Pilihan politik sebagai tindakan politik adalah bentuk pilihan yang seharusnya. Tapi nyatanya tak begitu. Mayoritas masyarakat lebih memilih karena selera pribadi. Mengapa? Tentu alasannya banyak dan kompleks. Saya meyakini ini terjadi karena pendidikan masyarakat yang masih rendah. Bukan kebetulan saat John Dewey sentil soal hubungan demokrasi dengan pendidikan. Ia bilang, hubungan keduanya bagai dua sisi mata uang. Hanya bisa dibedakan namun tak bisa dipisahkan.
Demokrasi akan bertumbuh bila pendidikan masyarakatnya baik. Ia tak salah juga sebab memang sulit mengharapkan demokrasi bertumbuh kala masyarakat banyak yang bodoh.
Tentu inilah alasannya mengapa Gubernur NTT, Victor Bungtilu Laiskodat berkali-kali bilang: NTT tidak maju dan sejahtera karena masyarakat masih bodoh. Dengan ini ia mengakui bahwa demokrasi NTT tak berkembang karena pendidikannya rendah. Beliau tentu benar sebab sampai saat ini saya sendiri pun belum temukan daerah yang bertumbuh demokrasinya sementara masyarakatnya masih banyak yang tak terdidik.

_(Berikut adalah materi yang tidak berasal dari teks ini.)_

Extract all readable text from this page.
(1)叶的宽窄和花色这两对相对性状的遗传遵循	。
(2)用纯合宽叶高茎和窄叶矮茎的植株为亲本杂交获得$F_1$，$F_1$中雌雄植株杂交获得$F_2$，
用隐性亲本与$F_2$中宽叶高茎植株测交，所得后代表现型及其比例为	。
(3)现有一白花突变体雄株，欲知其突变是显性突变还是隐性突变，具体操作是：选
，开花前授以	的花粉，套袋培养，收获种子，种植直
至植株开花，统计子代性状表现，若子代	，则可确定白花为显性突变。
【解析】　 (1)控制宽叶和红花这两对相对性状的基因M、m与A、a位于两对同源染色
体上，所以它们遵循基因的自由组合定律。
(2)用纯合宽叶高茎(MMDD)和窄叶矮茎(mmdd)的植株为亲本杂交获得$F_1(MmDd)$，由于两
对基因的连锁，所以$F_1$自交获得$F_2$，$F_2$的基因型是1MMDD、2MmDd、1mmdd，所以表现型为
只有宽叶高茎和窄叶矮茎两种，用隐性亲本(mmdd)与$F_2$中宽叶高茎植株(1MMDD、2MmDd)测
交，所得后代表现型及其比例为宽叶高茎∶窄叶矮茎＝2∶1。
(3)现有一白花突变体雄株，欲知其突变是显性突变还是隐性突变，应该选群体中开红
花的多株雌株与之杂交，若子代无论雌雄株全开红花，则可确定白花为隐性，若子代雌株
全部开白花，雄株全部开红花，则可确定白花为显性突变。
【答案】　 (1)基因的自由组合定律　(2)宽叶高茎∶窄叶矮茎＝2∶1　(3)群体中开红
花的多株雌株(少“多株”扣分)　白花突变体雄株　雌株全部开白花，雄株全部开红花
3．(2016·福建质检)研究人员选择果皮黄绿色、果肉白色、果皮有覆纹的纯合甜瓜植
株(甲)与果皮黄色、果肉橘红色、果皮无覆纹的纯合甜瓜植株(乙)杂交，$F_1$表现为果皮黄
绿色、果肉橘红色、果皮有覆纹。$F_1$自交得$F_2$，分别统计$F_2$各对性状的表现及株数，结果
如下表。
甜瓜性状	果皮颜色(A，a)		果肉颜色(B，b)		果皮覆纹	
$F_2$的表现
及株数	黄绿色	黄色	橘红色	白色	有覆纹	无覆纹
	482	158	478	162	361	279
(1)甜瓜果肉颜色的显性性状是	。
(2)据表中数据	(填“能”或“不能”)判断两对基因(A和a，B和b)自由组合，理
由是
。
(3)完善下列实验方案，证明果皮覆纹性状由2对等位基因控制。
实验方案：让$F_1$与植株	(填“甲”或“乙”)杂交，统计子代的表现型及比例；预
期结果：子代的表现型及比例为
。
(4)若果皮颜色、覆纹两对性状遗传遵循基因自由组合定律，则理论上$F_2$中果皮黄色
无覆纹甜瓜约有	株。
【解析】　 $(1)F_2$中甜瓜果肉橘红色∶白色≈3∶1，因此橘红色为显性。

Soal masyarakat yang tak terdidik sebagai penghambat demokrasi adalah satu hal. Pelaksanaan pemilukada di tengah covid19 adalah soal lain.
Pemilukada Tengah Covid19
Covid-19 melumpuhkan banyak sendi kehidupan. Dari tingkat global hingga lokal merasakan dampak buruknya. NTT salah satunya. Memang banyak pihak malu-malu mengakui ini secara eksplisit. Tapi sesungguhnya daerah ini sudah lumpuh. Yang paling nyata adalah kelumpuhan ekonomi.

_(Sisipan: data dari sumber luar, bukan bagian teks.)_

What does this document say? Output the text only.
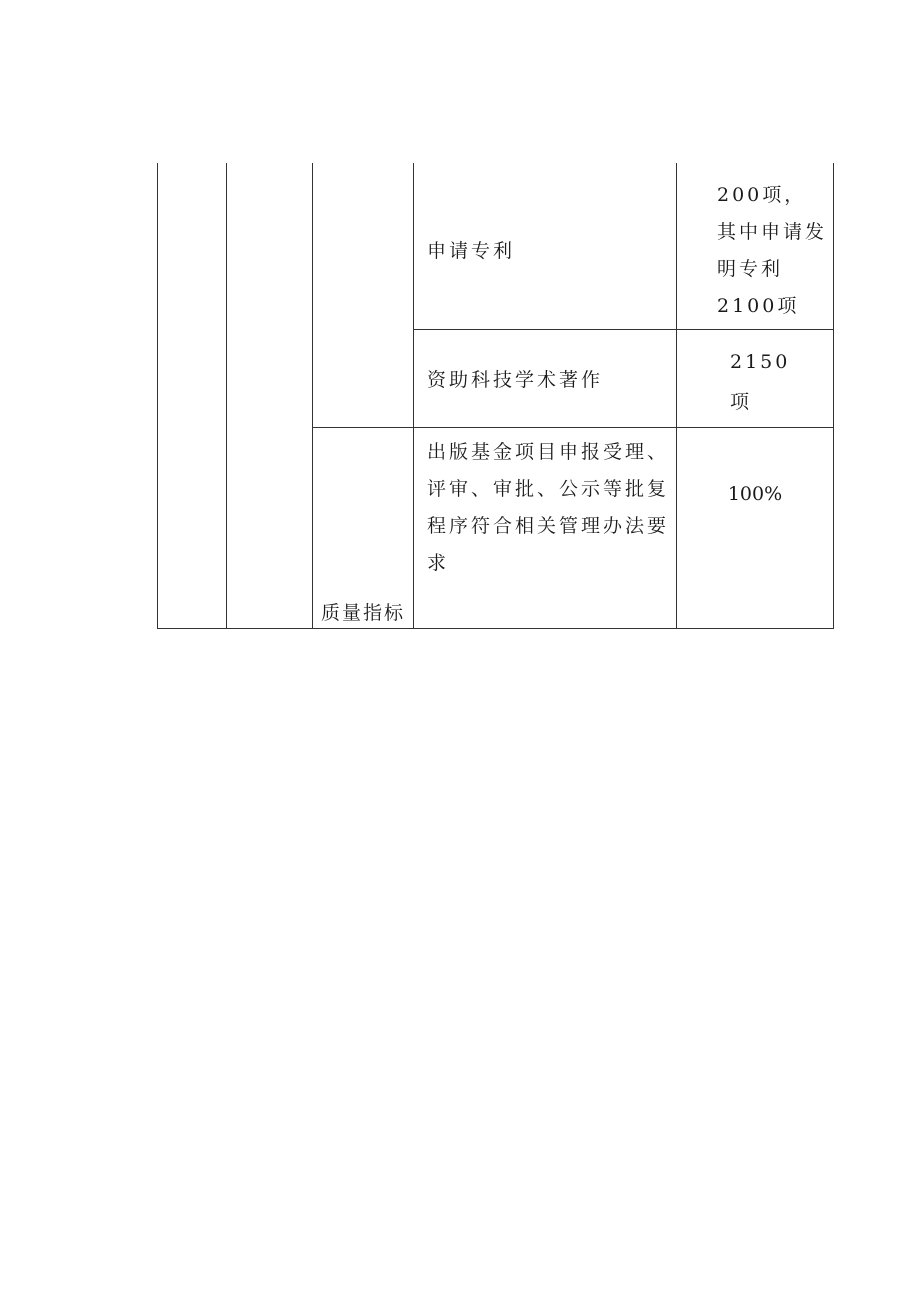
			申请专利	200项，其中申请发明专利2100项

			资助科技学术著作	2150项

		质量指标	出版基金项目申报受理、评审、审批、公示等批复程序符合相关管理办法要求	100%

Kelumpuhan ekonomi saat ini berimbas pada masa kepemimpinan kepala daerah yang baru. Bila dianalogikan dengan keluarga, sesungguhnya kepala daerah yang terpilih nanti adalah keluarga baru. Mereka menata keluarga baru dengan persoalan ekonomi. Lugasnya, pemimpin baru tapi persoalan lama.
Membangun daerah berawal dengan tumpukan persoalan yang pelik tentu tak dapat diselesaikan dengan mudah dan cepat. Tak peduli apakah yang terpilih itu petahana atau orang baru. Inilah yang dirasakan kepala daerah yang terpilih nantinya. Karenanya, jangan terburu-buru menilai buruk pada mereka yang menilai demokrasi pemilukada serentak tahun ini hanyalah cangkang kosong.